Ethan nods at me,  backs the car up without a word, in reverse gear return from where they came.  He turns the headlights off again, I believe he’s a guy who sees better without them.

Keith and I walk on, looking behind us nervously from time to time.  But nobody pops out of the bush with a baseball bat. We move down over the snowy hills to his mother’s house.

And all above us the trees, and as in many memories, the stars silver clear, or maybe it was the snowfall bright, pouring through openings in the sky, in tumbling chaos.  We walk in the foreground, in front of the night, and view a blur of shapes, of incidents and events passing.  
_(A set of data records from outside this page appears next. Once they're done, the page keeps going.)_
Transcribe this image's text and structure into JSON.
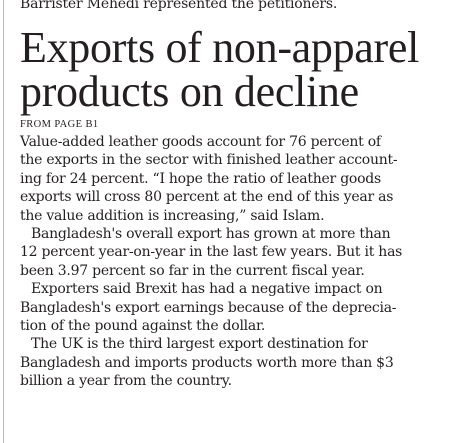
{
  "article": {
    "previous_line": "Barrister Mehedi represented the petitioners.",
    "headline_lines": [
      "Exports of non-apparel",
      "products on decline"
    ],
    "jump_label": "FROM PAGE B1",
    "paragraphs": [
      {
        "lines": [
          "Value-added leather goods account for 76 percent of",
          "the exports in the sector with finished leather account-",
          "ing for 24 percent. “I hope the ratio of leather goods",
          "exports will cross 80 percent at the end of this year as",
          "the value addition is increasing,” said Islam."
        ]
      },
      {
        "lines": [
          "Bangladesh's overall export has grown at more than",
          "12 percent year-on-year in the last few years. But it has",
          "been 3.97 percent so far in the current fiscal year."
        ]
      },
      {
        "lines": [
          "Exporters said Brexit has had a negative impact on",
          "Bangladesh's export earnings because of the deprecia-",
          "tion of the pound against the dollar."
        ]
      },
      {
        "lines": [
          "The UK is the third largest export destination for",
          "Bangladesh and imports products worth more than $3",
          "billion a year from the country."
        ]
      }
    ]
  }
}
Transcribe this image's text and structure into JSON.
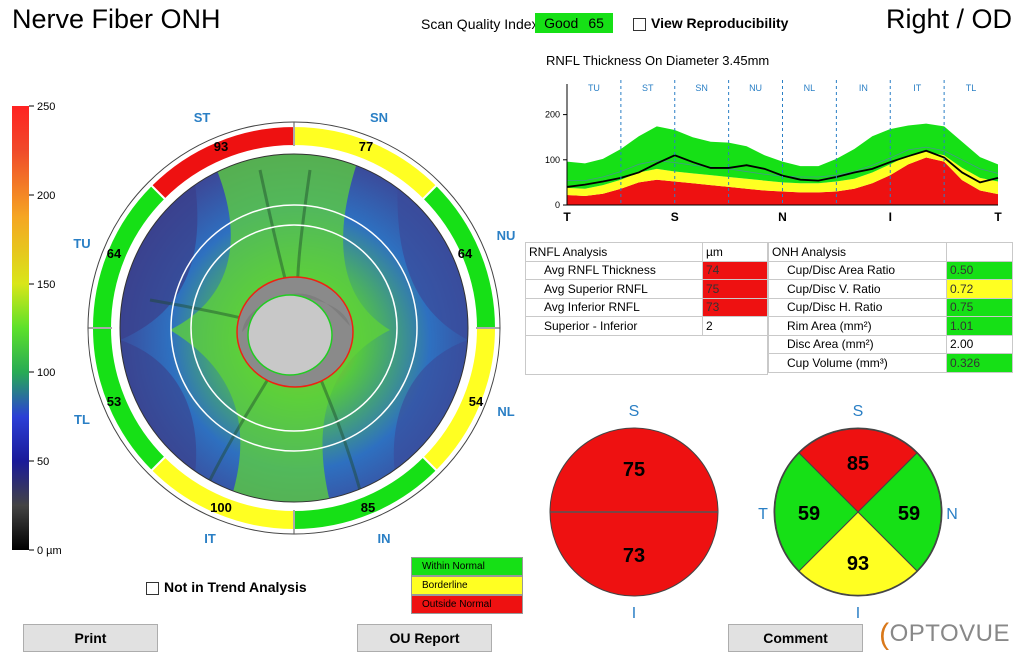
{
  "header": {
    "title": "Nerve Fiber ONH",
    "eye": "Right / OD",
    "sqi_label": "Scan Quality Index",
    "sqi_status": "Good",
    "sqi_value": "65",
    "view_reproducibility": "View Reproducibility"
  },
  "colors": {
    "within_normal": "#16e016",
    "borderline": "#ffff22",
    "outside_normal": "#ee1111",
    "accent_blue": "#2a7fc5"
  },
  "colorbar": {
    "ticks": [
      "250",
      "200",
      "150",
      "100",
      "50",
      "0 µm"
    ]
  },
  "sector_map": {
    "labels": {
      "ST": "ST",
      "SN": "SN",
      "NU": "NU",
      "NL": "NL",
      "IN": "IN",
      "IT": "IT",
      "TL": "TL",
      "TU": "TU"
    },
    "values": {
      "ST": "93",
      "SN": "77",
      "NU": "64",
      "NL": "54",
      "IN": "85",
      "IT": "100",
      "TL": "53",
      "TU": "64"
    }
  },
  "not_in_trend": "Not in Trend Analysis",
  "legend": {
    "within": "Within Normal",
    "borderline": "Borderline",
    "outside": "Outside Normal"
  },
  "chart_data": {
    "type": "area",
    "title": "RNFL Thickness On Diameter 3.45mm",
    "sectors": [
      "TU",
      "ST",
      "SN",
      "NU",
      "NL",
      "IN",
      "IT",
      "TL"
    ],
    "x_ticks": [
      "T",
      "S",
      "N",
      "I",
      "T"
    ],
    "y_ticks": [
      "0",
      "100",
      "200"
    ],
    "ylim": [
      0,
      250
    ],
    "grid": false,
    "series": [
      {
        "values": [
          22,
          20,
          25,
          36,
          50,
          56,
          52,
          48,
          44,
          40,
          36,
          32,
          30,
          28,
          28,
          30,
          36,
          48,
          66,
          90,
          105,
          96,
          55,
          32,
          24
        ]
      },
      {
        "values": [
          38,
          36,
          44,
          56,
          72,
          80,
          74,
          70,
          66,
          62,
          58,
          54,
          50,
          48,
          48,
          52,
          58,
          72,
          90,
          110,
          118,
          110,
          82,
          60,
          52
        ]
      },
      {
        "values": [
          54,
          54,
          62,
          74,
          90,
          98,
          94,
          88,
          84,
          80,
          74,
          68,
          64,
          62,
          62,
          66,
          74,
          88,
          104,
          122,
          128,
          120,
          100,
          80,
          70
        ]
      },
      {
        "values": [
          96,
          92,
          102,
          124,
          152,
          174,
          166,
          150,
          140,
          138,
          130,
          110,
          96,
          86,
          86,
          102,
          124,
          152,
          168,
          176,
          180,
          174,
          140,
          106,
          90
        ]
      },
      {
        "values": [
          40,
          45,
          52,
          60,
          72,
          92,
          110,
          95,
          82,
          82,
          88,
          80,
          65,
          56,
          54,
          62,
          72,
          80,
          95,
          108,
          120,
          105,
          72,
          50,
          60
        ]
      }
    ]
  },
  "rnfl_table": {
    "header": [
      "RNFL Analysis",
      "µm"
    ],
    "rows": [
      {
        "label": "Avg RNFL Thickness",
        "value": "74",
        "status": "red"
      },
      {
        "label": "Avg Superior RNFL",
        "value": "75",
        "status": "red"
      },
      {
        "label": "Avg Inferior RNFL",
        "value": "73",
        "status": "red"
      },
      {
        "label": "Superior - Inferior",
        "value": "2",
        "status": "none"
      }
    ]
  },
  "onh_table": {
    "header": [
      "ONH Analysis",
      ""
    ],
    "rows": [
      {
        "label": "Cup/Disc Area Ratio",
        "value": "0.50",
        "status": "green"
      },
      {
        "label": "Cup/Disc V. Ratio",
        "value": "0.72",
        "status": "yellow"
      },
      {
        "label": "Cup/Disc H. Ratio",
        "value": "0.75",
        "status": "green"
      },
      {
        "label": "Rim Area (mm²)",
        "value": "1.01",
        "status": "green"
      },
      {
        "label": "Disc Area (mm²)",
        "value": "2.00",
        "status": "none"
      },
      {
        "label": "Cup Volume (mm³)",
        "value": "0.326",
        "status": "green"
      }
    ]
  },
  "hemi_circle": {
    "s_label": "S",
    "i_label": "I",
    "superior": "75",
    "inferior": "73"
  },
  "quad_circle": {
    "s_label": "S",
    "i_label": "I",
    "t_label": "T",
    "n_label": "N",
    "superior": "85",
    "temporal": "59",
    "nasal": "59",
    "inferior": "93"
  },
  "buttons": {
    "print": "Print",
    "ou_report": "OU Report",
    "comment": "Comment"
  },
  "logo": "OPTOVUE"
}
That’s where the U. F. O. Keith and I imagined remains. It belongs to crazy dreams of romance, danger, and youth, along with the rest of the characters of that night.  I see them not for who other people told me they were, I see them with vivid imagination, as they drive backwards in that silent car,  forms fading across forest darkness, as my eyes slowly refocus on the falling snow, through the space already growing between us.